Whitehall offices don’t have enough desks for civil servants despite govt bid to end to work from home culture

27 comments
  1. > New figures have revealed the Department for International Trade only has enough desk space to accommodate 22% of its staff in the office – despite a government push to get civil servants to stop working from home.

    > In 2022, the Department for International Trade’s office in Admiralty Place had 3,151 workers and 708 desks.

    >The Department of Health and Social Care’s London office had just 848 desks for 2,707 employees – meaning there is space to accommodate just 31% of staff. Since 2018, the number of workers attached has nearly tripled, but only ten extra desks have been found.

    > The Department for Education’s Great Smith Street headquarters has the full-time equivalent of 2,243 workers, but only 1,100 desks are available.

    >In 2021, the Home Office building on Marsham Street had 2,012 desks for 4,137 staff attached to the office.

  2. The issue is that it is not a plan to assist the government or the civil service or to make things more efficient – it is a plan to mindlessly bring people into the city to force them to pay for transport/food/drinks pointlessly.

  3. Even when you do go in, there may not be enough spare desks to sit with the rest of your team. So everyone ends up working away from each other anyway.

  4. So that will mean procuring new offices from wait let me guess, property portfolio’s owned by Tory donors or Tory MP’s including JRM’s many hedgefunds.

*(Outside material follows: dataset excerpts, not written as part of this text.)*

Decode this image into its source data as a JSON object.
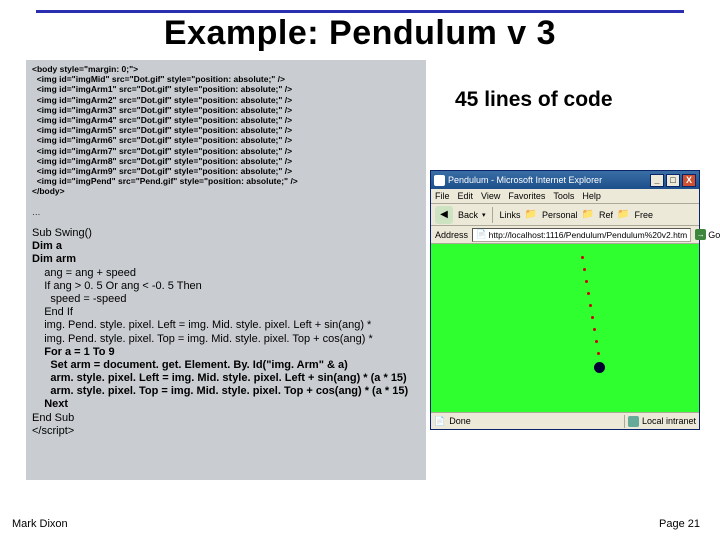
{
  "slide": {
    "title": "Example: Pendulum v 3",
    "footer_left": "Mark Dixon",
    "footer_right_prefix": "Page ",
    "page_number": "21"
  },
  "lines_label": "45 lines of code",
  "code": {
    "html_open": "<body style=\"margin: 0;\">",
    "img_lines": [
      "  <img id=\"imgMid\" src=\"Dot.gif\" style=\"position: absolute;\" />",
      "  <img id=\"imgArm1\" src=\"Dot.gif\" style=\"position: absolute;\" />",
      "  <img id=\"imgArm2\" src=\"Dot.gif\" style=\"position: absolute;\" />",
      "  <img id=\"imgArm3\" src=\"Dot.gif\" style=\"position: absolute;\" />",
      "  <img id=\"imgArm4\" src=\"Dot.gif\" style=\"position: absolute;\" />",
      "  <img id=\"imgArm5\" src=\"Dot.gif\" style=\"position: absolute;\" />",
      "  <img id=\"imgArm6\" src=\"Dot.gif\" style=\"position: absolute;\" />",
      "  <img id=\"imgArm7\" src=\"Dot.gif\" style=\"position: absolute;\" />",
      "  <img id=\"imgArm8\" src=\"Dot.gif\" style=\"position: absolute;\" />",
      "  <img id=\"imgArm9\" src=\"Dot.gif\" style=\"position: absolute;\" />",
      "  <img id=\"imgPend\" src=\"Pend.gif\" style=\"position: absolute;\" />"
    ],
    "html_close": "</body>",
    "ellipsis": "…",
    "sub_lines": [
      "Sub Swing()",
      "Dim a",
      "Dim arm",
      "    ang = ang + speed",
      "    If ang > 0. 5 Or ang < -0. 5 Then",
      "      speed = -speed",
      "    End If",
      "    img. Pend. style. pixel. Left = img. Mid. style. pixel. Left + sin(ang) *",
      "    img. Pend. style. pixel. Top = img. Mid. style. pixel. Top + cos(ang) *",
      "    For a = 1 To 9",
      "      Set arm = document. get. Element. By. Id(\"img. Arm\" & a)",
      "      arm. style. pixel. Left = img. Mid. style. pixel. Left + sin(ang) * (a * 15)",
      "      arm. style. pixel. Top = img. Mid. style. pixel. Top + cos(ang) * (a * 15)",
      "    Next",
      "End Sub",
      "</script>"
    ]
  },
  "browser": {
    "title": "Pendulum - Microsoft Internet Explorer",
    "min": "_",
    "max": "□",
    "close": "X",
    "menu": [
      "File",
      "Edit",
      "View",
      "Favorites",
      "Tools",
      "Help"
    ],
    "toolbar": {
      "back": "Back",
      "links": "Links",
      "personal": "Personal",
      "ref": "Ref",
      "free": "Free"
    },
    "address_label": "Address",
    "address_value": "http://localhost:1116/Pendulum/Pendulum%20v2.htm",
    "go": "Go",
    "status_left": "Done",
    "status_right": "Local intranet"
  }
}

  5. It was never about practicality or performance, it was about signalling to the nation that they should be in offices so that the owners of offices (Tory donors) would get a resumption of pre-covid rent payments.

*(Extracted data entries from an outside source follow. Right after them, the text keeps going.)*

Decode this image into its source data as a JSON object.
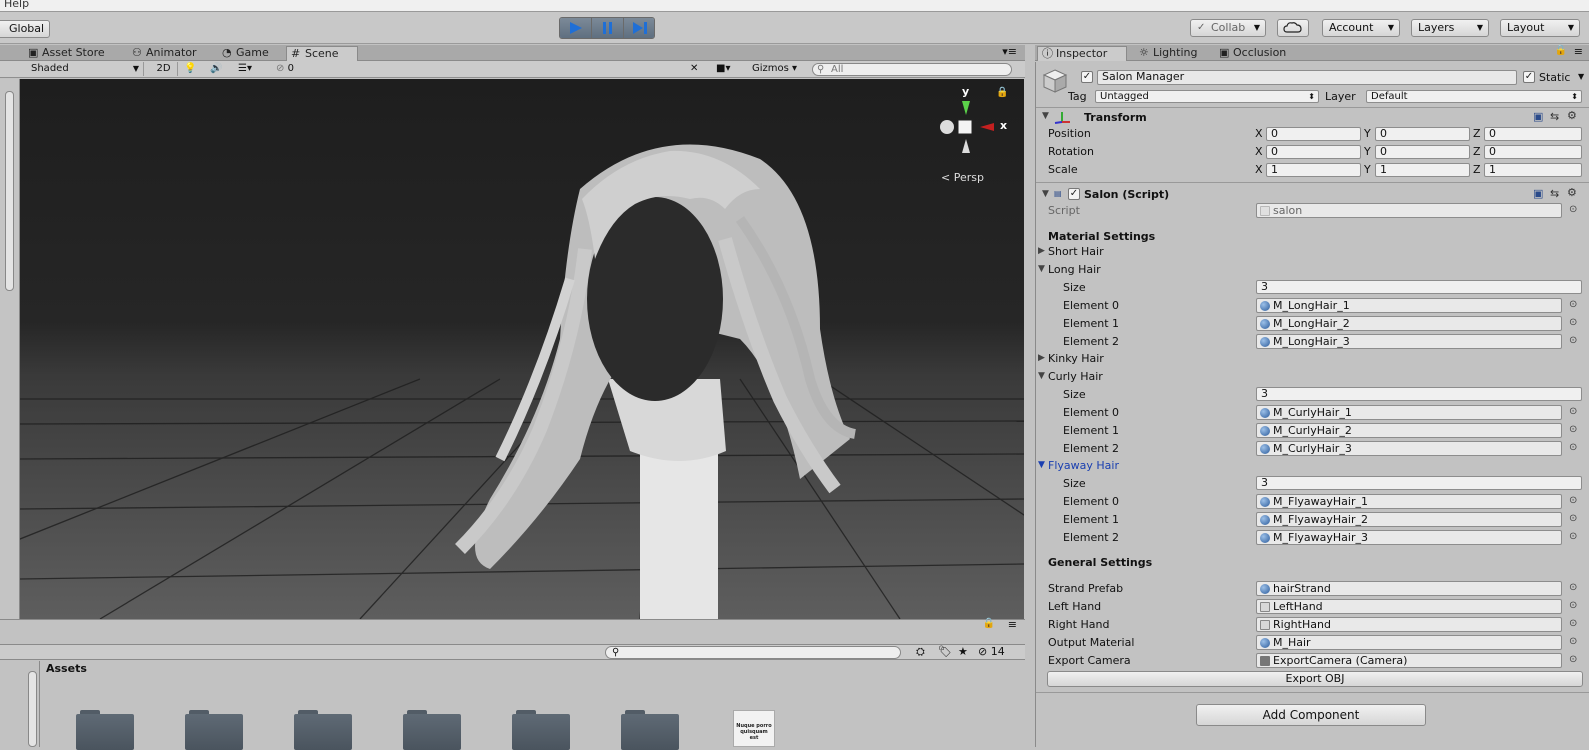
{
  "menubar": {
    "help": "Help"
  },
  "toolbar": {
    "global": "Global",
    "collab": "Collab",
    "account": "Account",
    "layers": "Layers",
    "layout": "Layout"
  },
  "scene_tabs": {
    "asset_store": "Asset Store",
    "animator": "Animator",
    "game": "Game",
    "scene": "Scene"
  },
  "scene_toolbar": {
    "shading": "Shaded",
    "mode_2d": "2D",
    "effects_count": "0",
    "gizmos": "Gizmos",
    "search_placeholder": "All"
  },
  "gizmo": {
    "y": "y",
    "x": "x",
    "persp": "Persp"
  },
  "project": {
    "assets_label": "Assets",
    "count": "14",
    "file_thumb": "Nuque porro quisquam est"
  },
  "inspector_tabs": {
    "inspector": "Inspector",
    "lighting": "Lighting",
    "occlusion": "Occlusion"
  },
  "inspector": {
    "object_name": "Salon Manager",
    "static_label": "Static",
    "tag_label": "Tag",
    "tag_value": "Untagged",
    "layer_label": "Layer",
    "layer_value": "Default",
    "transform": {
      "title": "Transform",
      "rows": [
        {
          "label": "Position",
          "x": "0",
          "y": "0",
          "z": "0"
        },
        {
          "label": "Rotation",
          "x": "0",
          "y": "0",
          "z": "0"
        },
        {
          "label": "Scale",
          "x": "1",
          "y": "1",
          "z": "1"
        }
      ],
      "axis_x": "X",
      "axis_y": "Y",
      "axis_z": "Z"
    },
    "script_component": {
      "title": "Salon (Script)",
      "script_label": "Script",
      "script_value": "salon",
      "material_settings": "Material Settings",
      "short_hair": "Short Hair",
      "long_hair": "Long Hair",
      "long_size_label": "Size",
      "long_size": "3",
      "long_elements": [
        {
          "label": "Element 0",
          "value": "M_LongHair_1"
        },
        {
          "label": "Element 1",
          "value": "M_LongHair_2"
        },
        {
          "label": "Element 2",
          "value": "M_LongHair_3"
        }
      ],
      "kinky_hair": "Kinky Hair",
      "curly_hair": "Curly Hair",
      "curly_size_label": "Size",
      "curly_size": "3",
      "curly_elements": [
        {
          "label": "Element 0",
          "value": "M_CurlyHair_1"
        },
        {
          "label": "Element 1",
          "value": "M_CurlyHair_2"
        },
        {
          "label": "Element 2",
          "value": "M_CurlyHair_3"
        }
      ],
      "flyaway_hair": "Flyaway Hair",
      "flyaway_size_label": "Size",
      "flyaway_size": "3",
      "flyaway_elements": [
        {
          "label": "Element 0",
          "value": "M_FlyawayHair_1"
        },
        {
          "label": "Element 1",
          "value": "M_FlyawayHair_2"
        },
        {
          "label": "Element 2",
          "value": "M_FlyawayHair_3"
        }
      ],
      "general_settings": "General Settings",
      "general": [
        {
          "label": "Strand Prefab",
          "value": "hairStrand"
        },
        {
          "label": "Left Hand",
          "value": "LeftHand"
        },
        {
          "label": "Right Hand",
          "value": "RightHand"
        },
        {
          "label": "Output Material",
          "value": "M_Hair"
        },
        {
          "label": "Export Camera",
          "value": "ExportCamera (Camera)"
        }
      ],
      "export_obj": "Export OBJ"
    },
    "add_component": "Add Component"
  },
  "colors": {
    "play_accent": "#1f6fd6",
    "foldout_active": "#1a3fb0"
  }
}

  6. The government don’t care about that. They care about the fact that Somerset Capital Management has a lot riding on the retail and hospitality sectors, and needs people in the office so they can buy a sandwich and keep its value up.

  7. The union should hold a day of malicious compliance. Get everyone who possibly can into the office and take lots of photos of the resulting overcrowding

  8. Force people in, don’t give them suitable conditions in which to work, see them leave en masse. Voila, the Civil Service has been cut without having to pay expensive severance packages.

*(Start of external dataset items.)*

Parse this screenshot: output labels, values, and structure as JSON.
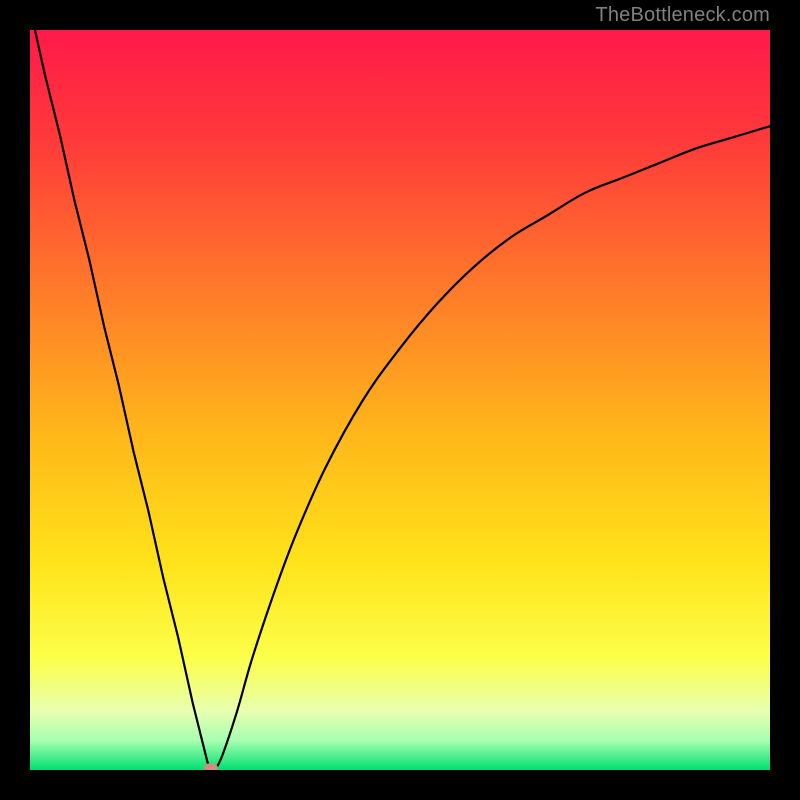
{
  "watermark": "TheBottleneck.com",
  "chart_data": {
    "type": "line",
    "title": "",
    "xlabel": "",
    "ylabel": "",
    "xlim": [
      0,
      100
    ],
    "ylim": [
      0,
      100
    ],
    "x": [
      0,
      2,
      4,
      6,
      8,
      10,
      12,
      14,
      16,
      18,
      20,
      22,
      23,
      23.5,
      24,
      24.5,
      25,
      26,
      28,
      30,
      33,
      36,
      40,
      45,
      50,
      55,
      60,
      65,
      70,
      75,
      80,
      85,
      90,
      95,
      100
    ],
    "values": [
      103,
      94,
      86,
      77,
      69,
      60,
      52,
      43,
      35,
      26,
      18,
      9,
      5,
      3,
      1,
      0.3,
      0,
      2,
      8,
      15,
      24,
      32,
      41,
      50,
      57,
      63,
      68,
      72,
      75,
      78,
      80,
      82,
      84,
      85.5,
      87
    ],
    "marker": {
      "x": 24.5,
      "y": 0.3
    },
    "gradient_stops": [
      {
        "offset": 0,
        "color": "#ff1a4a"
      },
      {
        "offset": 0.15,
        "color": "#ff3a3a"
      },
      {
        "offset": 0.35,
        "color": "#ff7a2a"
      },
      {
        "offset": 0.55,
        "color": "#ffb81a"
      },
      {
        "offset": 0.72,
        "color": "#ffe31a"
      },
      {
        "offset": 0.85,
        "color": "#fcff4a"
      },
      {
        "offset": 0.92,
        "color": "#e8ffb0"
      },
      {
        "offset": 0.96,
        "color": "#a8ffb0"
      },
      {
        "offset": 1.0,
        "color": "#00e070"
      }
    ]
  }
}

  9. Oooo don’t have enough desks ay? That’s quite a pickle, that’s going to require some serious brainpower to solve, maybe a trip to Ikea is in order. Such a tough job to have

  10. I work for an ALB and we’re just about to switch from a 200+ seat dedicated office to 20 desks in a shared space with other public sector bodies.

    Sure, our office space will be at capacity, but it won’t encourage people in.

  11. If I were them I’d go on a sort of “strike” where everyone comes into the office at once and demand a desk

    I guess they are doing some sort of hybrid at the moment? So I’d say fuck that as I imagine their contracts are full time office anyway?

  12. Government mandating policies without giving any thought to if they are even possible to implement?

    I’m shocked.

  13. Just because you don’t work from home doesn’t mean you need a full time desk. Hot desking is a thing esp for people who spend time out of office.

  14. So, a good time to be a wealthy Tory MP who owns office space in London that you can rent to the civil service?

  15. Genuinely when I was in the civil service prior to covid (late 2010s) everything was targeting a 6:10 desk:staff ratio, this is exactly where things were going. They really want to have their cake and eat it by saving money on desk space but also expecting staff to come in and use the desks they didn’t pay for.

  16. This is all about keeping the old ways, conserving them, if you will. There is no reason for people to return to the office if they do not need to or want to, it is about keeping landlords happy and workers demoralised. The pandemic helped people realise that commuting and the office made them unhappy and that they did not need to consume to be fulfilled; the government will not allow that to take hold and will do all it can to reverse that.